By Denny Gulino
WASHINGTON (MaceNews) – This Juneteenth, things have really changed, with pollsters saying never before has U.S. public opinion changed so dramatically and so fast as in the 26 days since the gruesome killing of George Floyd.
If only history showed that such turning points were typically the beginning of more easily achieved improved circumstances, like for those carrying “Black Lives Matter” banners across the country.
It can happen if black and white society is braced for the big challenges still ahead that may have been amplified rather than diminished and remain to be resolved in law.
A certain old fossil of a reporter, slightly injured covering the 1968 race riots, has seen it go the other way.
Alexis de Tocqueville, whose insights about America back in the 1850s proved to be accurate enough to survive time’s test, sets the stage. “Evils which are patiently endured when they seem inevitable, become intolerable when once the idea of escape from them is suggested.”
So now it seems the legacy of slavery that can be measured by so many metrics, to which white America has been chronically oblivious, has reached the intolerable stage.
Those metrics have been so obvious for anyone who looked, and so repeatedly suppressed, even erased by deficient textbooks and convenient history, that every time they have been resurrected into public consciousness it seems inevitable that justice will prevail.
There was that feeling among many after the convulsions of the ‘60s.
One of those metrics that at the time seemed so powerful somehow receded back into the murky depths of the reestablished status quo.
With this one metric you don’t need any other illustrations of slavery’s legacy to realize its hold on even modern America.
In fact the disparities that are its ingredients are so overwhelmingly large they may not be believed unless you look them up for yourself. If they are unfamiliar look up how much the tax breaks over the years, mandated by law, have added up for generations of the white population and how little for the black population.

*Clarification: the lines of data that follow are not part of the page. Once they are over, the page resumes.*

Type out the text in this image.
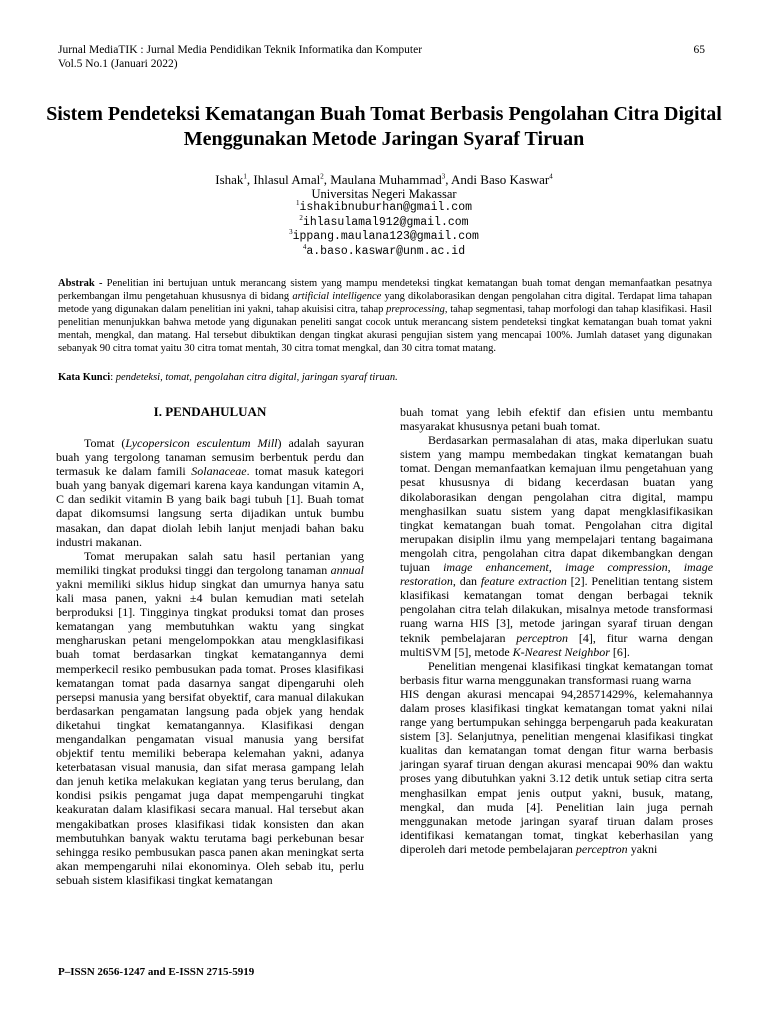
Jurnal MediaTIK : Jurnal Media Pendidikan Teknik Informatika dan Komputer
Vol.5 No.1 (Januari 2022)
65
Sistem Pendeteksi Kematangan Buah Tomat Berbasis Pengolahan Citra Digital Menggunakan Metode Jaringan Syaraf Tiruan
Ishak$^1$, Ihlasul Amal$^2$, Maulana Muhammad$^3$, Andi Baso Kaswar$^4$
Universitas Negeri Makassar
$^1$ishakibnuburhan@gmail.com
$^2$ihlasulamal912@gmail.com
$^3$ippang.maulana123@gmail.com
$^4$a.baso.kaswar@unm.ac.id
Abstrak - Penelitian ini bertujuan untuk merancang sistem yang mampu mendeteksi tingkat kematangan buah tomat dengan memanfaatkan pesatnya perkembangan ilmu pengetahuan khususnya di bidang artificial intelligence yang dikolaborasikan dengan pengolahan citra digital. Terdapat lima tahapan metode yang digunakan dalam penelitian ini yakni, tahap akuisisi citra, tahap preprocessing, tahap segmentasi, tahap morfologi dan tahap klasifikasi. Hasil penelitian menunjukkan bahwa metode yang digunakan peneliti sangat cocok untuk merancang sistem pendeteksi tingkat kematangan buah tomat yakni mentah, mengkal, dan matang. Hal tersebut dibuktikan dengan tingkat akurasi pengujian sistem yang mencapai 100%. Jumlah dataset yang digunakan sebanyak 90 citra tomat yaitu 30 citra tomat mentah, 30 citra tomat mengkal, dan 30 citra tomat matang.
Kata Kunci: pendeteksi, tomat, pengolahan citra digital, jaringan syaraf tiruan.
I. PENDAHULUAN

Tomat (Lycopersicon esculentum Mill) adalah sayuran buah yang tergolong tanaman semusim berbentuk perdu dan termasuk ke dalam famili Solanaceae. tomat masuk kategori buah yang banyak digemari karena kaya kandungan vitamin A, C dan sedikit vitamin B yang baik bagi tubuh [1]. Buah tomat dapat dikomsumsi langsung serta dijadikan untuk bumbu masakan, dan dapat diolah lebih lanjut menjadi bahan baku industri makanan.

Tomat merupakan salah satu hasil pertanian yang memiliki tingkat produksi tinggi dan tergolong tanaman annual yakni memiliki siklus hidup singkat dan umurnya hanya satu kali masa panen, yakni ±4 bulan kemudian mati setelah berproduksi [1]. Tingginya tingkat produksi tomat dan proses kematangan yang membutuhkan waktu yang singkat mengharuskan petani mengelompokkan atau mengklasifikasi buah tomat berdasarkan tingkat kematangannya demi memperkecil resiko pembusukan pada tomat. Proses klasifikasi kematangan tomat pada dasarnya sangat dipengaruhi oleh persepsi manusia yang bersifat obyektif, cara manual dilakukan berdasarkan pengamatan langsung pada objek yang hendak diketahui tingkat kematangannya. Klasifikasi dengan mengandalkan pengamatan visual manusia yang bersifat objektif tentu memiliki beberapa kelemahan yakni, adanya keterbatasan visual manusia, dan sifat merasa gampang lelah dan jenuh ketika melakukan kegiatan yang terus berulang, dan kondisi psikis pengamat juga dapat mempengaruhi tingkat keakuratan dalam klasifikasi secara manual. Hal tersebut akan mengakibatkan proses klasifikasi tidak konsisten dan akan membutuhkan banyak waktu terutama bagi perkebunan besar sehingga resiko pembusukan pasca panen akan meningkat serta akan mempengaruhi nilai ekonominya. Oleh sebab itu, perlu sebuah sistem klasifikasi tingkat kematangan

buah tomat yang lebih efektif dan efisien untu membantu masyarakat khususnya petani buah tomat.

Berdasarkan permasalahan di atas, maka diperlukan suatu sistem yang mampu membedakan tingkat kematangan buah tomat. Dengan memanfaatkan kemajuan ilmu pengetahuan yang pesat khususnya di bidang kecerdasan buatan yang dikolaborasikan dengan pengolahan citra digital, mampu menghasilkan suatu sistem yang dapat mengklasifikasikan tingkat kematangan buah tomat. Pengolahan citra digital merupakan disiplin ilmu yang mempelajari tentang bagaimana mengolah citra, pengolahan citra dapat dikembangkan dengan tujuan image enhancement, image compression, image restoration, dan feature extraction [2]. Penelitian tentang sistem klasifikasi kematangan tomat dengan berbagai teknik pengolahan citra telah dilakukan, misalnya metode transformasi ruang warna HIS [3], metode jaringan syaraf tiruan dengan teknik pembelajaran perceptron [4], fitur warna dengan multiSVM [5], metode K-Nearest Neighbor [6].

Penelitian mengenai klasifikasi tingkat kematangan tomat berbasis fitur warna menggunakan transformasi ruang warna

HIS dengan akurasi mencapai 94,28571429%, kelemahannya dalam proses klasifikasi tingkat kematangan tomat yakni nilai range yang bertumpukan sehingga berpengaruh pada keakuratan sistem [3]. Selanjutnya, penelitian mengenai klasifikasi tingkat kualitas dan kematangan tomat dengan fitur warna berbasis jaringan syaraf tiruan dengan akurasi mencapai 90% dan waktu proses yang dibutuhkan yakni 3.12 detik untuk setiap citra serta menghasilkan empat jenis output yakni, busuk, matang, mengkal, dan muda [4]. Penelitian lain juga pernah menggunakan metode jaringan syaraf tiruan dalam proses identifikasi kematangan tomat, tingkat keberhasilan yang diperoleh dari metode pembelajaran perceptron yakni

P–ISSN 2656-1247 and E-ISSN 2715-5919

Do we mean the mortgage interest deduction, that has pumped close to a hundred billion dollars a year – its deflated equivalent in past years – to homeowners?
Do we mean homeownership equity, against which college educations and small businesses can be financed, for those who own homes. And what proportion of American homes are owned by blacks? By whites?
Sure, the mortgage interest linked to home ownership is a big part of it but just a part. The tax law actually directs a lot more in breaks for those who can enjoy lower tax rates on dividends and long-term capital gains. What’s the proportion of the black population that owns stocks?
There’s the deductibility of state and local income, sales and personal property taxes. There are deductions for contributions to the old-style pensions, most of which went to those with higher incomes.
So starkly less home ownership and income means the black population has gotten a trickle of tax breaks over decades compared to whites, a self perpetuating cycle of deprivation, inequitably dispensed by the federal government and tolerated by many, many Congresses.
Accumulated black family wealth, therefore, is a tiny fraction of accumulated white family wealth. At $171,000, the net worth of a typical white family is nearly 10 times greater than that of a black family ($17,150), says the Brookings Institution, using 2016 figures.
All the numbers have all been carefully tabulated year after year by foundations and academics and other researchers and are freely available with a few key clicks. Up to now, though, facts without follow-up.
Again, it’s all become intolerable for perhaps the majority of whites as well as blacks. A lot of catching up to do.
So there is a science of expectations vs. disappointment, again with research easily Googled. There is in addition a history of expectations vs. disappointment, not a happy story.
Rising expectations can be among the very most powerful societal developments. Denied so long expectations ignited can power a breakthrough that changes the world, though maybe not by way of an easy transition.
After the late ‘60s the societal reaction hardened and there was an only muted transition that fell short. This time could be different.